Cheng, Xuanxuan, Jiang, Zhongyi, Cheng, Xiaopo, Yang, Hao, Tang, Lei, Liu, Guanhua, Wang, Manru, Wu, Hong, Pan, Fusheng, Cao, Xingzhong
Journal of membrane science 2018 v.555 pp. 146-156
aqueous solutions, artificial membranes, coordination polymers, ethanol, micropores, nanocrystals, nanospheres, permeability, sieving, sodium alginate
Incorporating metal-organic frameworks (MOFs) into polymer to fabricate hybrid membranes is an effective approach of breaking the trade-off between permeability and selectivity.
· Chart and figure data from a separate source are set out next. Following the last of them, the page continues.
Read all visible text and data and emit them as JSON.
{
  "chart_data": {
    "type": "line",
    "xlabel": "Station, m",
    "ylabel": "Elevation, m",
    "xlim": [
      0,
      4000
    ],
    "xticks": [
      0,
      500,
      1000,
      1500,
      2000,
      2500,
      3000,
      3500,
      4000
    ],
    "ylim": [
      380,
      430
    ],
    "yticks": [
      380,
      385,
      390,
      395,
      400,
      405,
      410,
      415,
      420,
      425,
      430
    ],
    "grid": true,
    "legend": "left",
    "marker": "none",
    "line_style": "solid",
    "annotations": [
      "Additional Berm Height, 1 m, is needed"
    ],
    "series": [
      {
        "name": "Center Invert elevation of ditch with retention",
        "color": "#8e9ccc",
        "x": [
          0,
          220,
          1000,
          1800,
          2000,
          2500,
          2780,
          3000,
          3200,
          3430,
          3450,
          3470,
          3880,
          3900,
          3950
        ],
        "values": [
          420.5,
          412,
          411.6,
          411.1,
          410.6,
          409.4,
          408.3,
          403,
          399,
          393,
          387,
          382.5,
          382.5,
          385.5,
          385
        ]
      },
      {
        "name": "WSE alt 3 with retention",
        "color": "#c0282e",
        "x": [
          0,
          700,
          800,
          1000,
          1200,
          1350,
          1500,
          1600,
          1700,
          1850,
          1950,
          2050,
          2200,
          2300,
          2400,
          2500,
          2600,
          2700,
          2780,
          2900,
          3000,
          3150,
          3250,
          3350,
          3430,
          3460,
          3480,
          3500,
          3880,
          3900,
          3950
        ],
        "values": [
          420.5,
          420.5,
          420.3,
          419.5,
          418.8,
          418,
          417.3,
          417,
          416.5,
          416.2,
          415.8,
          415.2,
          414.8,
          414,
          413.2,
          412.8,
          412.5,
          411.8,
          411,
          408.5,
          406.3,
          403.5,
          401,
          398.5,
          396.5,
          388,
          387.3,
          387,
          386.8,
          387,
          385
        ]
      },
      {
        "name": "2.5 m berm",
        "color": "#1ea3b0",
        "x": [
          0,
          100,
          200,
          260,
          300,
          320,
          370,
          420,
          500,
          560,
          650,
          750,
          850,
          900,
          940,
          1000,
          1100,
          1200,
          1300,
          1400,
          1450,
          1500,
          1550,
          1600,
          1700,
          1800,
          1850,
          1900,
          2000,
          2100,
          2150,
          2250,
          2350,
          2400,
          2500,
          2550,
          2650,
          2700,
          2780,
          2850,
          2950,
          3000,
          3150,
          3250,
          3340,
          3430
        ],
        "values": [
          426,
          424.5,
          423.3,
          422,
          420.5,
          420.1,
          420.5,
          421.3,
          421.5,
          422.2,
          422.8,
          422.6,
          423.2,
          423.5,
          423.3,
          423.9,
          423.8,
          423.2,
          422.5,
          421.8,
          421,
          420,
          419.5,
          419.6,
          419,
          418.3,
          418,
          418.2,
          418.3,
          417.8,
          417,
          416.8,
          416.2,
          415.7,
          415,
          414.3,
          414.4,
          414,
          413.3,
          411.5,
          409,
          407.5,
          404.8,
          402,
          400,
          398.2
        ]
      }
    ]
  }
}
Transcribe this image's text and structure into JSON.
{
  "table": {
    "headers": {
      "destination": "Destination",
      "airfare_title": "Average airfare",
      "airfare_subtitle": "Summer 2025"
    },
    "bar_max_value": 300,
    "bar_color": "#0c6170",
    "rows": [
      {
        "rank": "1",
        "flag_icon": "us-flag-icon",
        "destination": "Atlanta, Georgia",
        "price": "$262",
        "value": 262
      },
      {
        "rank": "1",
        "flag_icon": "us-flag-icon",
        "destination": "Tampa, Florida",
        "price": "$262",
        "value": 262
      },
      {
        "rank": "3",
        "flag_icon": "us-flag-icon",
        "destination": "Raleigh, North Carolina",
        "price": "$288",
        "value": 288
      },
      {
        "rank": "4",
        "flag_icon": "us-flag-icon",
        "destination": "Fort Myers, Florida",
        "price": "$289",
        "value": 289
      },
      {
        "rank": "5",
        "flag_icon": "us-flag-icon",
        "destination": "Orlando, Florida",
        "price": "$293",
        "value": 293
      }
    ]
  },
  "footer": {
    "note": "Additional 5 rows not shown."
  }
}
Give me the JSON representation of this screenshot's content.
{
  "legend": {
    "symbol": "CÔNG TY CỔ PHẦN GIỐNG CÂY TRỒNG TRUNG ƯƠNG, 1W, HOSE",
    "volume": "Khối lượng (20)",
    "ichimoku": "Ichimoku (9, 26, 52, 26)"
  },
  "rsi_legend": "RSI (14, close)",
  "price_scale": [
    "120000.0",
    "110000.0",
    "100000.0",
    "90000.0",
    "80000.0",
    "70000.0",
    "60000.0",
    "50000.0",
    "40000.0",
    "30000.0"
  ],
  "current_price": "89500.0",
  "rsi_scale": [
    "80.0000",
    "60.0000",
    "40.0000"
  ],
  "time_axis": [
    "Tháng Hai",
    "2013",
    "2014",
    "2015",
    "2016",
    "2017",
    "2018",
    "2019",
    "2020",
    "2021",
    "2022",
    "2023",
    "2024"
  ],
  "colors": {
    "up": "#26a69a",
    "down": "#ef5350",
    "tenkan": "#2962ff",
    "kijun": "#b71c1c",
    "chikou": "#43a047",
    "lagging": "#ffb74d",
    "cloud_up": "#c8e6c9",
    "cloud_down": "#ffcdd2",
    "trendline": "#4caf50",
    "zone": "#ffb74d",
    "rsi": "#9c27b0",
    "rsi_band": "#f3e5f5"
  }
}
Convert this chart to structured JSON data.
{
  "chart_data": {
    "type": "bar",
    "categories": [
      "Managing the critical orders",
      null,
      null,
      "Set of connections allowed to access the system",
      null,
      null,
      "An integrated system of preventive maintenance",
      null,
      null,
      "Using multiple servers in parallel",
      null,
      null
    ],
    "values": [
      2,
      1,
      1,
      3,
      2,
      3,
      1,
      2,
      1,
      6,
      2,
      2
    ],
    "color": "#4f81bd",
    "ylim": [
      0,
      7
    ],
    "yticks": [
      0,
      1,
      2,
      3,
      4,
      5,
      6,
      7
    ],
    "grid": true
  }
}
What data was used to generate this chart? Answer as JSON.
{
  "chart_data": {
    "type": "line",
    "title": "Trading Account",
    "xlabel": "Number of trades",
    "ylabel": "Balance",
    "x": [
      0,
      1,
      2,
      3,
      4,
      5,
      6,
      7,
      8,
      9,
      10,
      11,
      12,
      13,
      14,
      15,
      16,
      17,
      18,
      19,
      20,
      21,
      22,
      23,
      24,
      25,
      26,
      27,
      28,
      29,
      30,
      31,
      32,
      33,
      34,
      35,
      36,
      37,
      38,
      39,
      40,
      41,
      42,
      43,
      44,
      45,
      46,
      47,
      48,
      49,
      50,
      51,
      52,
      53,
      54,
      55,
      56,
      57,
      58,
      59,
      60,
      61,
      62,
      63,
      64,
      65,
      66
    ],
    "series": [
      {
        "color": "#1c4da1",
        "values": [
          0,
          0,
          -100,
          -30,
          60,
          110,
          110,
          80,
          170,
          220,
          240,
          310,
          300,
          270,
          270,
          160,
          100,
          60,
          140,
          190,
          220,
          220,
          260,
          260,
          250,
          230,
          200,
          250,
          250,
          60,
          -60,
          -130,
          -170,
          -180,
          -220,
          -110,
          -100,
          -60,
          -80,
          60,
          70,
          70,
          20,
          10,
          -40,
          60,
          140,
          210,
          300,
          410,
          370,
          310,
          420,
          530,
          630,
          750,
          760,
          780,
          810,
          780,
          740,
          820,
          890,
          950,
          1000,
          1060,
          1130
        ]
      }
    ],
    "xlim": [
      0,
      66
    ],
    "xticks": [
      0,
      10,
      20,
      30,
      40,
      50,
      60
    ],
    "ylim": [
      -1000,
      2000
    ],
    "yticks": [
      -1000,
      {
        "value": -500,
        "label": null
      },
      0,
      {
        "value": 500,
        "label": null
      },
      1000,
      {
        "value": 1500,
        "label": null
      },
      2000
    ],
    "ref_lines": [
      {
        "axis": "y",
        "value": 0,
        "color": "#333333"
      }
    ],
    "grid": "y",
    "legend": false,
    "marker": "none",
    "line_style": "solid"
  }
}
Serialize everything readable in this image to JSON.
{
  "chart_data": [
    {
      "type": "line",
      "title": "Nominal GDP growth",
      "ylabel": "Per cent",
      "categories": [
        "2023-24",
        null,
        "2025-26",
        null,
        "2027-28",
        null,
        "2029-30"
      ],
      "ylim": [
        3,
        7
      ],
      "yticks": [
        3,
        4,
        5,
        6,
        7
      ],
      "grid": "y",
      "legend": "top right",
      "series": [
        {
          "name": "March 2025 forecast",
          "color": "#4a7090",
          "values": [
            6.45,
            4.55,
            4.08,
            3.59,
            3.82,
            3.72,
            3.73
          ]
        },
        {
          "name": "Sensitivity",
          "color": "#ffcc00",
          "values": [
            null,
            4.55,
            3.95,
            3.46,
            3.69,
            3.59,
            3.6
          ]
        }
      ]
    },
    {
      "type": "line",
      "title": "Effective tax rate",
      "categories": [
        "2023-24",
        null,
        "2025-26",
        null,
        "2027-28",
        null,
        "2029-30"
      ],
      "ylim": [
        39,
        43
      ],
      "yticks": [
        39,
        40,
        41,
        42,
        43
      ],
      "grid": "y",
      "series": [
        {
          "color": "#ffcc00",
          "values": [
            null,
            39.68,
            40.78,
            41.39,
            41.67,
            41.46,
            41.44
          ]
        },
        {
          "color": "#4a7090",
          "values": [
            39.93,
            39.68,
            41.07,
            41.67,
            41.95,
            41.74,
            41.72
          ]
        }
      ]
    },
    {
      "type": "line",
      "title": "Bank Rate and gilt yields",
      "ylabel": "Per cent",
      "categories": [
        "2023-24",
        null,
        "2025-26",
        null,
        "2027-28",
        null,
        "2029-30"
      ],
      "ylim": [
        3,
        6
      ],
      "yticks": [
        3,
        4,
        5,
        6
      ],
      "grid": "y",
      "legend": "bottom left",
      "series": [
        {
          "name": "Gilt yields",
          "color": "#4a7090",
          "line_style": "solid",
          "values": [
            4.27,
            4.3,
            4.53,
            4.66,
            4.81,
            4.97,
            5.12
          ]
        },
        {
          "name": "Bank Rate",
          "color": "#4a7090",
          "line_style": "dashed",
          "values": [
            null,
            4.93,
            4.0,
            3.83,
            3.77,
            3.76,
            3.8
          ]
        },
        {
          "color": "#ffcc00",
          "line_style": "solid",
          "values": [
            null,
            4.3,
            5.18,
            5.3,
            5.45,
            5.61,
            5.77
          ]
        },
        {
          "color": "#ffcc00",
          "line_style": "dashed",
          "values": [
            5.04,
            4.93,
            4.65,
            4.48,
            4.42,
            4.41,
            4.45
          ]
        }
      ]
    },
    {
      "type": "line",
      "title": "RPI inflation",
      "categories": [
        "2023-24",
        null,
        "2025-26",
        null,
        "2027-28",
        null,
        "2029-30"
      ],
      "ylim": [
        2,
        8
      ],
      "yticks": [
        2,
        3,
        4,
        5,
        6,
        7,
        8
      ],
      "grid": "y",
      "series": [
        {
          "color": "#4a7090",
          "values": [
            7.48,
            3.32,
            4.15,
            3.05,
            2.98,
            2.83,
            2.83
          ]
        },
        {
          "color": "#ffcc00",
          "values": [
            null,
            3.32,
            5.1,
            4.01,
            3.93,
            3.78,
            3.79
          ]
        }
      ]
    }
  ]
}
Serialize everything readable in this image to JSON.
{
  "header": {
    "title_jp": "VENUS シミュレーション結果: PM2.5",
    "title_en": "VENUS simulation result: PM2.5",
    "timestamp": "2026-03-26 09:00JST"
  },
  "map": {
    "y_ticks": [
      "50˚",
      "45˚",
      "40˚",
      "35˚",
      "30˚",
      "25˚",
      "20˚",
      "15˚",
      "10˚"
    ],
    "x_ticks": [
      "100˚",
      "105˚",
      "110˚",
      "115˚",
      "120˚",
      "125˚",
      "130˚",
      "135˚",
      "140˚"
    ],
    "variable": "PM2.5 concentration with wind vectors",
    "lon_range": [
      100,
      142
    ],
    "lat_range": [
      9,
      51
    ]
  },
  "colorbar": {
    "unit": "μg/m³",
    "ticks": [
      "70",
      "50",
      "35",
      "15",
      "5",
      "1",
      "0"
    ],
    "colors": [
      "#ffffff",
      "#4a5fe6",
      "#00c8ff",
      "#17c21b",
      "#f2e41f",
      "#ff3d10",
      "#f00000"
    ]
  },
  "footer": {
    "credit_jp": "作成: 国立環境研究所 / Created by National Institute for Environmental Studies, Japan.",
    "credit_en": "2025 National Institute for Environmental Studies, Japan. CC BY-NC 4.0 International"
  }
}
In this study, hollow zeolitic imidazolate framework-8 (HZIF-8) nanospheres were prepared and blended into sodium alginate (SA) matrix to fabricate water-selective hybrid membrane, which intensify the diffusion process of water molecules dramatically owing to their well-designed hierarchical structures. The micropores on HZIF-8 nanosphere shell have a molecular sieving effect, which enhances diffusion selectivity of water molecules. The hollow structure of HZIF-8 nanospheres ensures the rapid diffusion of water molecules, thus elevating the permeation flux and separation factor simultaneously. Besides, the intervention effects of HZIF-8 nanospheres on the SA chain packing also contribute to the enhancement of permeation flux and separation factor by rendering the membrane more free volume cavities and suitable free volume cavity size for ethanol/water separation. When utilized to separate 90 wt% ethanol aqueous solution at 76 °C, the hybrid membrane containing 6 wt% HZIF-8 displays the highest separation performance with permeation flux of 2485 g/m2 h and separation factor of 1884, much superior to those for pure SA membrane and the hybrid membranes incorporating zeolitic imidazolate framework-8 (ZIF-8) nanocrystals. Desirable long-term stability of the hybrid membranes was also acquired.